China's annual demand growth has slowed from around 500,000-600,000 barrels per day (bpd) in the five years before the COVID-19 pandemic to 200,000 bpd now, said Daan Struyven, head of oil research at Goldman Sachs.
That is primarily due to the adoption of electric vehicles and the use of trucks powered by liquefied natural gas (LNG) instead of diesel, Struyven said.
"China is super focused on becoming a leader in the global (energy transition) sector by pushing the supply side, which is making the alternatives cheaper," Struyven said.
He added that China has also been reducing its reliance on imports of fossil fuels, which is also negative for oil prices.
During the second quarter, China's oil demand was especially weak, weighed by lower refinery output and a slower economy.
"There's the transition component, which is moving trucks into LNG, and then there's the economic weakness," said Jeff Currie, chief strategy officer of energy pathways at U.S. investment giant Carlyle Group.
Roughly 150,000 to 200,000 barrels per day of lost demand growth is due to energy transition, while the rest is due to economic weakness and oil inventory destocking, Currie said.

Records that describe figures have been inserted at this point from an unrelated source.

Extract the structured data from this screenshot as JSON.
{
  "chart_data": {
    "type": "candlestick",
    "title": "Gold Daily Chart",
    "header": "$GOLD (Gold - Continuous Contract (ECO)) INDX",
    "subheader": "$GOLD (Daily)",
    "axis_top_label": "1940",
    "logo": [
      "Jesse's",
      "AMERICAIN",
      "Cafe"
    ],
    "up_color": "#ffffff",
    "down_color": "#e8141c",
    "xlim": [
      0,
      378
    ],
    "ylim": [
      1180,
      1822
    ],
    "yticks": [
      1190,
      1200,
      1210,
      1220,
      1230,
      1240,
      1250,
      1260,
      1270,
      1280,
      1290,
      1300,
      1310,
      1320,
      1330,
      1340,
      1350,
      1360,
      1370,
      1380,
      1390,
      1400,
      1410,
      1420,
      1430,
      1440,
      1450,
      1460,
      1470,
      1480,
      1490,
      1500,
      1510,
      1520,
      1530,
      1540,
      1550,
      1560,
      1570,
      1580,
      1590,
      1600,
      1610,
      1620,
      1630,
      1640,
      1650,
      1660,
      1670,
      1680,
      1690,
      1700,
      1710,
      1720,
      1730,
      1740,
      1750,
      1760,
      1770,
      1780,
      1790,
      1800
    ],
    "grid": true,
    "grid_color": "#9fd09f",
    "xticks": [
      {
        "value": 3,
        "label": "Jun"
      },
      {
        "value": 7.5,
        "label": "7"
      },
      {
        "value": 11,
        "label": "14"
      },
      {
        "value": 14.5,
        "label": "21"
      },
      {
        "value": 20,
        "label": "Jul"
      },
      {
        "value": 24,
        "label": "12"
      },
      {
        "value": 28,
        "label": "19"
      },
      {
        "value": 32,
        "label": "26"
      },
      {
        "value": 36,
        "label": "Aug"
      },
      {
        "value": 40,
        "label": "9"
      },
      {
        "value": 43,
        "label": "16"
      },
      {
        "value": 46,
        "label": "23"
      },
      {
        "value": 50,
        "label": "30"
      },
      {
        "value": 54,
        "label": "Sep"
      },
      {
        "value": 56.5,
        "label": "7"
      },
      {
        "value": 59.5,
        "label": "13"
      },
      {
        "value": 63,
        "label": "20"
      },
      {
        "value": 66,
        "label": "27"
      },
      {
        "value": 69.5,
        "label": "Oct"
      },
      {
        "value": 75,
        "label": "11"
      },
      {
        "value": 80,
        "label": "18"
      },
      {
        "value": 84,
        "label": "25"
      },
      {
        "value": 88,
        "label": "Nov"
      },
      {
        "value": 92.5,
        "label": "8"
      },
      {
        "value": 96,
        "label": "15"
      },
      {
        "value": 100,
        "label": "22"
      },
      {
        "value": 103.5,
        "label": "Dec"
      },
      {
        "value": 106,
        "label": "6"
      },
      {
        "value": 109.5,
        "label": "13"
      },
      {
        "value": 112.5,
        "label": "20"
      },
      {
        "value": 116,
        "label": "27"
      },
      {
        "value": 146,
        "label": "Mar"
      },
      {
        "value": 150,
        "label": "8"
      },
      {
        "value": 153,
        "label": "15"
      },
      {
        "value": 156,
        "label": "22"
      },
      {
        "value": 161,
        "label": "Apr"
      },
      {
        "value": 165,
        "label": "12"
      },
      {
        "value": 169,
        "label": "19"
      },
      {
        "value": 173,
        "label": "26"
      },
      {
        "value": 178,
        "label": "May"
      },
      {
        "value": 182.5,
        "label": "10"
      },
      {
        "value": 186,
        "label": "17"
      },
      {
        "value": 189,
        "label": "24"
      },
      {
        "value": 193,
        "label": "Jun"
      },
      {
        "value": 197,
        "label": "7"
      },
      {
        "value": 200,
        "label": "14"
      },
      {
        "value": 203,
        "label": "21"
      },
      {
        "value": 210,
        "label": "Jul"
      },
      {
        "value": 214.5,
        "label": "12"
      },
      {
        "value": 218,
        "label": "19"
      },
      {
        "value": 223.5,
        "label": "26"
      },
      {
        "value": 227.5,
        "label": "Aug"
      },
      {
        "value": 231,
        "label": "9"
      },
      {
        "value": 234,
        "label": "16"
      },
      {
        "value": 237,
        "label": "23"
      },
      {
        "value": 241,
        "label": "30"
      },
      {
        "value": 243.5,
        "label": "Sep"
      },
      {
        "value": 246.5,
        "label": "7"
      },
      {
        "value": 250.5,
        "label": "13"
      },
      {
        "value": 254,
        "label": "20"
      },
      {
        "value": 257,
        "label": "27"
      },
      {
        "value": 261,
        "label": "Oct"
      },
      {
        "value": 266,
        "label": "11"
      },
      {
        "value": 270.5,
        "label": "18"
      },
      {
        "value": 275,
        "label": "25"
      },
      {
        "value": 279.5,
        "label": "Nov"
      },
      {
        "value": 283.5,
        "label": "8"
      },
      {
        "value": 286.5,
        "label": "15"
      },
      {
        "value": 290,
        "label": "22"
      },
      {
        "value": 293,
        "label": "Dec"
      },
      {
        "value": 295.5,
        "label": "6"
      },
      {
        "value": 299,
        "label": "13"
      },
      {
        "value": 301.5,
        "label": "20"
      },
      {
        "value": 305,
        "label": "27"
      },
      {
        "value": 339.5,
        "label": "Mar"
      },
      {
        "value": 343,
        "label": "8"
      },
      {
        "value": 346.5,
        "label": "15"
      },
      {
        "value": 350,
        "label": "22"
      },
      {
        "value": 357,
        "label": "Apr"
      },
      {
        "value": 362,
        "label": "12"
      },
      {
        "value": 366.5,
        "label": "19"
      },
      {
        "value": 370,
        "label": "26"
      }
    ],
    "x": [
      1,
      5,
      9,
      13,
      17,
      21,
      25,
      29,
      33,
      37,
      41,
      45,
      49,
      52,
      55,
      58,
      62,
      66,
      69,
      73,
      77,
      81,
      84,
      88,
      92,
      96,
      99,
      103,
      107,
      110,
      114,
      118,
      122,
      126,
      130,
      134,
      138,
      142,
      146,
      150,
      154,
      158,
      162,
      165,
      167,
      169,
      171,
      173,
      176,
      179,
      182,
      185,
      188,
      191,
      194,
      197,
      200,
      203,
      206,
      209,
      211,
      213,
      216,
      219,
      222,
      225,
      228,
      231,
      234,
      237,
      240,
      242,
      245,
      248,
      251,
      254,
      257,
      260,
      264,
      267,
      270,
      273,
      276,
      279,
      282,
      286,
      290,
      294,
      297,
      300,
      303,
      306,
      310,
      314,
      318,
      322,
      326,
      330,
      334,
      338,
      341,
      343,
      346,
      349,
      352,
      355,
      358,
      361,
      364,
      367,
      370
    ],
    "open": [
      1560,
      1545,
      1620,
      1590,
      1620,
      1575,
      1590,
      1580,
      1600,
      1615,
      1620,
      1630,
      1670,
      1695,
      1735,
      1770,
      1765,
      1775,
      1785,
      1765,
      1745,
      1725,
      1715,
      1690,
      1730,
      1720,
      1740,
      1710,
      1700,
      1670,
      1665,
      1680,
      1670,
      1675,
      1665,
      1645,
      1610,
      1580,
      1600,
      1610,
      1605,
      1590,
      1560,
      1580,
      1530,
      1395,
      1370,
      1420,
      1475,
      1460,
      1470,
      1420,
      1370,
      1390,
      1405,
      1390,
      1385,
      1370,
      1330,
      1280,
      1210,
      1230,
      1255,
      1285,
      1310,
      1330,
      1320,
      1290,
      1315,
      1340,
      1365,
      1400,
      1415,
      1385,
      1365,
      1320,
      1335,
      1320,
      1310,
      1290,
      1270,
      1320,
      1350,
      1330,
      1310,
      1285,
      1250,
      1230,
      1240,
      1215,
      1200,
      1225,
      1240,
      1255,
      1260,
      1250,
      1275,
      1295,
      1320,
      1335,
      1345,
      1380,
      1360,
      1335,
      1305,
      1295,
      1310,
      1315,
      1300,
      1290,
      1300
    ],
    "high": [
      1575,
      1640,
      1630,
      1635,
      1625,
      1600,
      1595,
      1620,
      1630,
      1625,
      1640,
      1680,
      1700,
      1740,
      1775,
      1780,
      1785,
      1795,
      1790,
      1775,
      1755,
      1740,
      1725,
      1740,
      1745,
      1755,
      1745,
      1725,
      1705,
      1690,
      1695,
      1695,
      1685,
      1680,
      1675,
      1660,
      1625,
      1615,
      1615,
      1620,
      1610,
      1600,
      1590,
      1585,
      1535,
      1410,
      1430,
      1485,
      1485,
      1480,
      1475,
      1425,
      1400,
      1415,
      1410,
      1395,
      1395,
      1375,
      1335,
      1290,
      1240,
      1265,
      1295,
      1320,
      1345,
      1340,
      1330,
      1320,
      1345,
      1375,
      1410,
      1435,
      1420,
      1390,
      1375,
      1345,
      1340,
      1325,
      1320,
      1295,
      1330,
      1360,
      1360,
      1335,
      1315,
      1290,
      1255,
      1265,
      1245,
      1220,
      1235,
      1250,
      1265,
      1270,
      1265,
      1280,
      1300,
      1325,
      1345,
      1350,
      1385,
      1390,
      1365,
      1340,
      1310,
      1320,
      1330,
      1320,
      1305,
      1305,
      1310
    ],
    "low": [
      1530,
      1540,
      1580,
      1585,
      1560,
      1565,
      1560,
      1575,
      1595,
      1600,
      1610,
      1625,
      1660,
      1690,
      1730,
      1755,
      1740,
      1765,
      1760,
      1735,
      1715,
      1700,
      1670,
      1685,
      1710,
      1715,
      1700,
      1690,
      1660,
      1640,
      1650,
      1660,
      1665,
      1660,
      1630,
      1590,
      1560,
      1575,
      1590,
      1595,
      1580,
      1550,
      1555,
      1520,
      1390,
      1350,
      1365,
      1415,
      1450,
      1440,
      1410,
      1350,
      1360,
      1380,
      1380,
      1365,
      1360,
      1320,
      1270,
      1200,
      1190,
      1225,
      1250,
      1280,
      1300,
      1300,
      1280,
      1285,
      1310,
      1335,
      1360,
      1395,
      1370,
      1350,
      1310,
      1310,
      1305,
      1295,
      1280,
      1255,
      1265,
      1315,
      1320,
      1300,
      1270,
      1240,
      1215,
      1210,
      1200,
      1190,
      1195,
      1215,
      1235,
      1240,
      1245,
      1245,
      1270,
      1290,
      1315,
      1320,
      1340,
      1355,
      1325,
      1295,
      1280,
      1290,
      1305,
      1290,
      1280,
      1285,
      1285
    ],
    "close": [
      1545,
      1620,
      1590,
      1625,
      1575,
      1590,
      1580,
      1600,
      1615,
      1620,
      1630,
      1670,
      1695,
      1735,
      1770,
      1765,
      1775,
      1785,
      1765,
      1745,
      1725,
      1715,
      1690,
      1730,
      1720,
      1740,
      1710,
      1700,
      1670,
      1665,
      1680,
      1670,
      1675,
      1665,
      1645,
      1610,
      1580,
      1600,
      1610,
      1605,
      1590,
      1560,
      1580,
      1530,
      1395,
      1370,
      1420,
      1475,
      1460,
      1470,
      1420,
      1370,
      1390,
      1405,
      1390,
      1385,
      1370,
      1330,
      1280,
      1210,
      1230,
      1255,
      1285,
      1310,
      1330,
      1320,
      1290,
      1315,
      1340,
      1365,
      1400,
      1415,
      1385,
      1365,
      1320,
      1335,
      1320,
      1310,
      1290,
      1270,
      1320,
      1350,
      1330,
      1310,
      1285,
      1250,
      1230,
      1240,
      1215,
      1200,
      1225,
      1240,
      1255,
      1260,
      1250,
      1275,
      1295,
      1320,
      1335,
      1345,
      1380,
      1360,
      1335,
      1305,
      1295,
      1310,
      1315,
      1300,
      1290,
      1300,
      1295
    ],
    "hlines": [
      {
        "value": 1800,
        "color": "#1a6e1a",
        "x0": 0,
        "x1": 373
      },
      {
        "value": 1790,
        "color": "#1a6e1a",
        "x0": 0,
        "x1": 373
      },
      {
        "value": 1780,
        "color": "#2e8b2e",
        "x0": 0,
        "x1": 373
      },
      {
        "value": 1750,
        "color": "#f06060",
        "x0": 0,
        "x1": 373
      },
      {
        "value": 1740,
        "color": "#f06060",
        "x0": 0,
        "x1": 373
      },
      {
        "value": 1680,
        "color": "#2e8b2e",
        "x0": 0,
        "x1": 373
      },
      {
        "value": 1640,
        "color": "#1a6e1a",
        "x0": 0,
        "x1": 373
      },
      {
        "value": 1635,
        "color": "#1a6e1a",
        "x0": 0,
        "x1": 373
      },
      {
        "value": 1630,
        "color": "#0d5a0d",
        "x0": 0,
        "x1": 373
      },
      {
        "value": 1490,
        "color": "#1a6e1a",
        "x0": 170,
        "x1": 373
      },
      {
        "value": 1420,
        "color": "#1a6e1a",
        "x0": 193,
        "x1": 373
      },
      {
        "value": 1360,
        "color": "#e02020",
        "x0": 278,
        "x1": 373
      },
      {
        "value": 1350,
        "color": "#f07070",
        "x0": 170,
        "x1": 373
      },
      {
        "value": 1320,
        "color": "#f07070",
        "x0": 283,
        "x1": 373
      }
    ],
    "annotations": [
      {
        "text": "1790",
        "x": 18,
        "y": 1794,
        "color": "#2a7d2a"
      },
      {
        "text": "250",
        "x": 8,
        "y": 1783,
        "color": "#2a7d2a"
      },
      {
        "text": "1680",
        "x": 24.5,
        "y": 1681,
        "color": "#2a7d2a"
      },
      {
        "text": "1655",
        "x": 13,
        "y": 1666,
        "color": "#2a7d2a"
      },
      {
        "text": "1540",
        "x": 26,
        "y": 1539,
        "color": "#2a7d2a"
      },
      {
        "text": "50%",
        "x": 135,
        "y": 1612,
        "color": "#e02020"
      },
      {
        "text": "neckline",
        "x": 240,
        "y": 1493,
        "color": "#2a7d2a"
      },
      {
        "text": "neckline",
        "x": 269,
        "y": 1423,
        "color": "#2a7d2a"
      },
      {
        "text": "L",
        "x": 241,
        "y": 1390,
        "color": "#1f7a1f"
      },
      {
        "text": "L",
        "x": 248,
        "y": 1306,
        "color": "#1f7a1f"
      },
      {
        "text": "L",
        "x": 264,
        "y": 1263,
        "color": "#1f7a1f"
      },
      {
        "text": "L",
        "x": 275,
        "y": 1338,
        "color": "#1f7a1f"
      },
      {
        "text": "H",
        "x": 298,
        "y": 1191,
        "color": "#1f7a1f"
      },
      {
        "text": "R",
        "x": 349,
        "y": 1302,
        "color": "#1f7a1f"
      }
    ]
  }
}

This year, concerns about weak oil demand in China, as well as plans by OPEC+ producers to unwind supply cuts, have exerted downward pressure on oil prices, which recently hit more than one-year lows.
"Despite a fourth-quarter 2024 bump, Chinese liquids demand growth is in lower gear – and will stay that way," said Jim Burkhard, vice president, research, at S&P Global Commodity Insights.